The use of charcoal on the umbilical cord does not appear to be widespread in Pemba at present. Nonetheless, it is important in health education activities to continue to emphasize its danger as the practice is still part of cultural lore.

As suggested above, the practice of wrapping the newborn is likely to be beneficial, and it should continue to be encouraged in interventions designed to improve newborn care. On the other hand, the practice of bathing the newborn needs to be discouraged. If, as Fikree et al. suggest, this practice reflects larger cultural concerns about ritual pollution, finding acceptable modifications will require imagination and sensitivity.

The value that Pemba culture places on breast milk and breastfeeding provides a good foundation on which to build an intervention to improve early infant feeding practices. A major aspect of the challenge will be to change people's perceptions concerning newborn hunger and thirst. From the interviews with mothers there are signs that some ideas that support exclusive breastfeeding have already entered the community. The ambivalence expressed by a few of the mothers is an indication that new understandings are beginning to emerge. However, at present these appear to be embryonic, and this is an area that should be a central focus of intervention efforts.
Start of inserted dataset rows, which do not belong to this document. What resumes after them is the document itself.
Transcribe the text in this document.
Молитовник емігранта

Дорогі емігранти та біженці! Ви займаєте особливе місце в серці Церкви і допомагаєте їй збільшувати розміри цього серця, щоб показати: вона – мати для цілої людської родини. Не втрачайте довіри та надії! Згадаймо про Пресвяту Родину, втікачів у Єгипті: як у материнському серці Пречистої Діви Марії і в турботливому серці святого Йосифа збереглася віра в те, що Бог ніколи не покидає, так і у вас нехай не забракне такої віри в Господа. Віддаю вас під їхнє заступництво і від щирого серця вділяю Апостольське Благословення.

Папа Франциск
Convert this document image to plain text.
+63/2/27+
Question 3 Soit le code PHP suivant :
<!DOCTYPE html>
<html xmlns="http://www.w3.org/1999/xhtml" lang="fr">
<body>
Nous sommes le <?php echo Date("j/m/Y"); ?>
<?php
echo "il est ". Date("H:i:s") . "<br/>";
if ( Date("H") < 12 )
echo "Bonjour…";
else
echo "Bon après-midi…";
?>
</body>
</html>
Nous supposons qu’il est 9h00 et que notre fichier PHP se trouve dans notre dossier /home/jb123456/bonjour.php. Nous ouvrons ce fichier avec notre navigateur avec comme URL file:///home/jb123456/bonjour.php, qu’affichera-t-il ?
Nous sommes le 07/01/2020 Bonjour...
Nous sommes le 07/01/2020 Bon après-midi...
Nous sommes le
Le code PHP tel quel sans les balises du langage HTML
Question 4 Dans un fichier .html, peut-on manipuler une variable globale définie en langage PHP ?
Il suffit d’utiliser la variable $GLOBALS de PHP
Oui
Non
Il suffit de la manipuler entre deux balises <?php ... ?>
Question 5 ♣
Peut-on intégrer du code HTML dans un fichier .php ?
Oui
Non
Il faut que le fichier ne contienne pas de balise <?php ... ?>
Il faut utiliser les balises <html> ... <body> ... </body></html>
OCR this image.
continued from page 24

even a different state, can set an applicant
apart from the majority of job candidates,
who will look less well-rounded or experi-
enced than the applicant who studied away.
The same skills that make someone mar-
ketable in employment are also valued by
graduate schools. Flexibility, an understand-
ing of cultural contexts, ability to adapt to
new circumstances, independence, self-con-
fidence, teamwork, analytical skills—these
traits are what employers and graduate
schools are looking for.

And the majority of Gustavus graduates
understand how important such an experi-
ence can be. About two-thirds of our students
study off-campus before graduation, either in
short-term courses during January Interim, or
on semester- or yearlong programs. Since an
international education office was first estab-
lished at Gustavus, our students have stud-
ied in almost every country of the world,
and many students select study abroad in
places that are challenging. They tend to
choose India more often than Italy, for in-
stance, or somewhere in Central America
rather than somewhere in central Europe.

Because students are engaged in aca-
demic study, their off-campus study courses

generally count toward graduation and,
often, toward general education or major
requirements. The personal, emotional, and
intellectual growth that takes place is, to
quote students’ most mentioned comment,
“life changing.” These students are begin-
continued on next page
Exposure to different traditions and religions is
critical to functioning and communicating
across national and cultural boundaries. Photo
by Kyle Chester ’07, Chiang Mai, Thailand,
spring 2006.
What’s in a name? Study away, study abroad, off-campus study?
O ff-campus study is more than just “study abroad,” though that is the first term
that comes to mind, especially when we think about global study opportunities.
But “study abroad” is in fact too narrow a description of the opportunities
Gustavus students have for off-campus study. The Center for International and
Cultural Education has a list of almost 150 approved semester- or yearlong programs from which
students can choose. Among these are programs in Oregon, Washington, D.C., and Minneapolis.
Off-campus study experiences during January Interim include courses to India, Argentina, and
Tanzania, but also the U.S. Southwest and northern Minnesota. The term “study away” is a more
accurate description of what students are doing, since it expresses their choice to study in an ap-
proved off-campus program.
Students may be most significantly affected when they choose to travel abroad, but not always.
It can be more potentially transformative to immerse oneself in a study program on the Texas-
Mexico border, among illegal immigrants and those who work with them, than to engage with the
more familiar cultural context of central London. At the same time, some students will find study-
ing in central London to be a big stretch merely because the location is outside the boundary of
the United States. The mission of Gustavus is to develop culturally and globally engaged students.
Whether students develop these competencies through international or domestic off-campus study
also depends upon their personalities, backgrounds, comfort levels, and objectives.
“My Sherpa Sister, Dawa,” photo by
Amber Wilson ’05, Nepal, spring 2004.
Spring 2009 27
Reliance on traditional oral medicines as a strategy to deal with newborn illness may undermine breastfeeding exclusivity. Without further clinical research it is impossible to know whether the infants who receive these treatments are actually ill. More importantly, without modifications in the healthcare delivery system to give families of newborns access to culturally acceptable care during this vulnerable period, it will be difficult to establish alternative means of managing worrisome signs and behaviours during a period in which families are especially concerned about their newborn's vulnerability.

Acknowledgements

This research was supported by a training grant from the Fogarty Centre at the National Institutes of Health (1 D43 TW01271) to LT. We thank Cornell University Professors Michael Latham, Patricia Cassano, Kathleen Rasmussen and Rebecca Stolzfus for helpful comments and suggestions. Special thanks to the Pemba Public Health Laboratory for technical assistance and for greatly facilitating our work. We wish to thank the mothers who participated in the study, warmly welcomed us into their homes, and allowed us to understand the world from their perspective.

Key messages

  • • 

    Neglecting newborn mortality may undermine global child survival efforts.

  • • 

    The high rates of home deaths suggest the importance of examining family behaviours in order to design effective programmes to reduce neonatal mortality.

  • • 

    Families engage in various activities to protect the newborn from harm and to manage ill health. While some of these practices may be beneficial, others may increase the risk of newborn illness and death.

  • • 

    In Pemba Island, Tanzania, unintentional harmful behaviours may include: bathing newborns immediately after delivery, traditional treatments, and premature breast milk supplementation. Excessive user fees and negative psychological encounters discourage public healthcare utilization for childbirth.

  • • 

    Efforts to reduce newborn mortality should include promoting behaviour change, improving health workers' communication skills and lowering the cost of healthcare borne by mothers.